Numerous studies have demonstrated that DGL supplements can eradicate H. DGL supplements can be used to reduce symptoms and promote healing of stomach ulcers.
Licorice is an intestinal soothing herb that can reduce inflammation and infection, which may help to relieve upset stomach symptoms.
5. Flaxseed relieves constipation and stomach pain
Flaxseed (also known as Linseed) is a small fibrous seed that can regulate bowel movements, relieve constipation, and alleviate abdominal pain.
Chronic constipation refers to a lack of bowel movement per week and can often be associated with discomfort and abdominal pain.
Flaxseed, consumed either as ground flaxseed meal or flaxseed oil, has been shown to relieve uncomfortable symptoms of constipation.
Adults who consumed approximately 4 ml (4 oz) flaxseed oil daily for 2 weeks showed a greater bowel movement and better stool consistency.
Another study showed that people who consumed flaxseed muffins daily had 30% more bowel movements per week than those who did not.

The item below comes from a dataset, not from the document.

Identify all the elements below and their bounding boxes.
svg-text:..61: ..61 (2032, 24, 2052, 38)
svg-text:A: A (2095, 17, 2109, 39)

Flaxseed has been shown to have additional benefits in animals, such as preventing stomach ulcers or reducing intestinal spasms. However, these effects are not yet proven in humans.
6. Papaya can improve digestion and may be effective for parasites and ulcers
Papaya, also called pawpaw, a sweet, orange-fleshed tropical tree that can be used to treat indigestion.
Papaya contains papain, a powerful enzyme that breaks down proteins in the food you eat, making them easier to digest and absorb .
People may not have enough natural enzymes in their bodies to properly digest their food. Taking additional enzymes like papain can help with indigestion.
Although there hasn’t been much research on papain’s benefits, at least one study showed that regular consumption of papaya concentrate can reduce constipation and bloating among adults.
Some West African countries also use papaya as a traditional treatment for stomach ulcers. These claims have been supported by a limited number of animal studies, but more human research is needed.
Finally, papaya seeds have also been taken by mouth to eliminate intestinal parasites, which can live in the gut and cause severe abdominal discomfort and malnutrition.
Numerous studies have demonstrated that seeds have antiparasitic qualities and can increase the number parasites in children’s stool.
7. Green Bananas Help Relieve Diarrhea
Diarrhea is often associated with an upset stomach due to food poisoning or infection.
Many studies have shown that children suffering from diarrhea may be able to reduce their episodes by giving them cooked, green bananas.
In fact, one study found that the addition of cooked, green bananas was nearly four times more effective at eliminating diarrhea than a rice-based diet alone .
The powerful antidiarrheal effects of green bananas are due to a special type of fiber they contain known as resistant starch.
Resistant starch is not digestible by humans so it continues to travel through the digestive system all the way to colon, which is the last portion of the intestines.
Once it has reached the colon, it slowly ferments by your gut bacteria to make short-chain fat acids. These stimulate the bowels and increase water absorption.
These results are quite impressive but more research is needed to determine if green bananas can have the same antidiarrheal properties in adults.
It is not known if ripe bananas have enough resistant starch to produce the same results, as resistant starches can be converted to sugars when a banana ripens.